Práticas semelhantes ocorreram em outros lugares e épocas, como na França após a Segunda Guerra Mundial, quando mulheres que mantiveram relações com soldados alemães foram publicamente humilhadas com o mesmo tipo de punição (VIRGILI, 2000). Essas práticas refletem a intersecção entre o controle social exercido por grupos armados ilegais (GAIs) e o machismo estrutural que domina o cenário de violência urbana. Além disso, expõem dinâmicas de poder que normatizam a opressão contra mulheres nos territórios de favelas.
O governo criminal e a violência de gênero
As práticas de governo criminal são estruturadas para manter o controle territorial e disciplinar corpos e condutas. A noção de governança criminosa, conforme discutido em minha dissertação de mestrado, Panóptico criminal (2024), baseia-se em Michel Foucault e suas reflexões sobre biopolítica, que descrevem como o poder regula a vida e o comportamento dos indivíduos, moldando suas escolhas e condutas.
Nos territórios sob controle do tráfico de drogas, essa governança assume uma forma peculiar, que combina elementos de controle soberano e disciplinar. Ela utiliza táticas destinadas a manter a ordem interna, frequentemente baseadas em normas patriarcais que perpetuam a marginalização das mulheres.
O caso aqui discutido remete à prática conhecida como “tribunal do tráfico”, em que líderes de facções julgam e punem aqueles que transgridem suas regras. As mulheres, em particular, são alvos frequentes de punições que exploram sua vulnerabilidade física e social. Essa dinâmica reflete um patriarcado que limita as escolhas femininas e reforça sua subjugação.
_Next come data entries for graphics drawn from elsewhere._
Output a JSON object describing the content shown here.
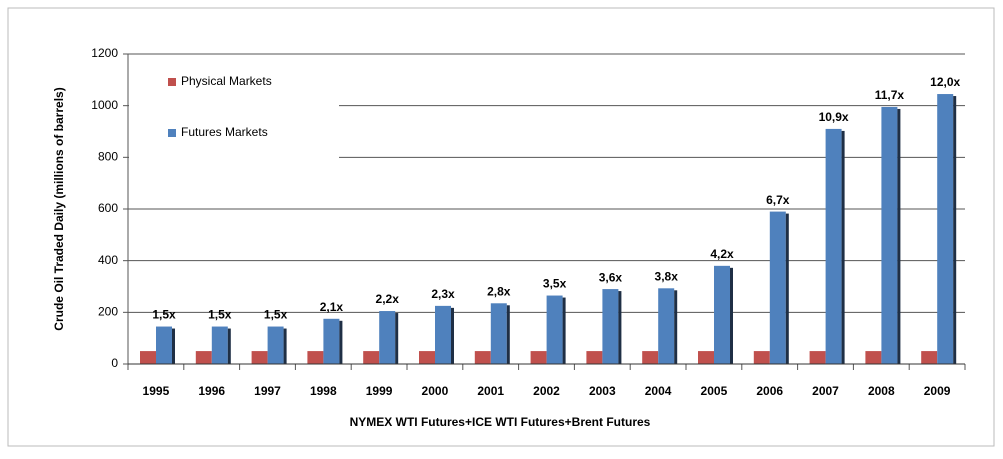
{
  "chart_data": {
    "type": "bar",
    "x_label": "NYMEX  WTI Futures+ICE WTI Futures+Brent Futures",
    "y_label": "Crude Oil Traded Daily (millions of barrels)",
    "categories": [
      "1995",
      "1996",
      "1997",
      "1998",
      "1999",
      "2000",
      "2001",
      "2002",
      "2003",
      "2004",
      "2005",
      "2006",
      "2007",
      "2008",
      "2009"
    ],
    "series": [
      {
        "name": "Physical Markets",
        "color": "#c0504d",
        "values": [
          50,
          50,
          50,
          50,
          50,
          50,
          50,
          50,
          50,
          50,
          50,
          50,
          50,
          50,
          50
        ]
      },
      {
        "name": "Futures Markets",
        "color": "#4f81bd",
        "values": [
          145,
          145,
          145,
          175,
          205,
          225,
          235,
          265,
          290,
          293,
          380,
          590,
          910,
          995,
          1045
        ]
      }
    ],
    "ratio_labels": [
      "1,5x",
      "1,5x",
      "1,5x",
      "2,1x",
      "2,2x",
      "2,3x",
      "2,8x",
      "3,5x",
      "3,6x",
      "3,8x",
      "4,2x",
      "6,7x",
      "10,9x",
      "11,7x",
      "12,0x"
    ],
    "ylim": [
      0,
      1200
    ],
    "yticks": [
      0,
      200,
      400,
      600,
      800,
      1000,
      1200
    ],
    "grid": true,
    "legend": "upper left"
  }
}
O ato de raspar o cabelo simboliza não apenas a submissão, mas também a tentativa de desumanizar publicamente as mulheres, como “arma de opressão”, reforçando a masculinidade hegemônica que domina esses espaços.
O ato de raspar a cabeça de uma mulher como punição por suposta traição ou fofoca é uma manifestação extrema de machismo e misoginia, profundamente enraizados na sociedade. Esse tipo de violência de gênero reflete não apenas as dinâmicas internas dos GAIs, mas também sintomas de problemas estruturais maiores. Práticas como essas expõem como as mulheres são frequentemente tratadas como “propriedades” de homens, sujeitas a normas impostas que limitam sua autonomia e liberdade. Nesse contexto, o GAI regula não apenas as atividades econômicas dos territórios e o fluxo de bens, mas também as escolhas individuais dos moradores, moldando todo o seu cotidiano.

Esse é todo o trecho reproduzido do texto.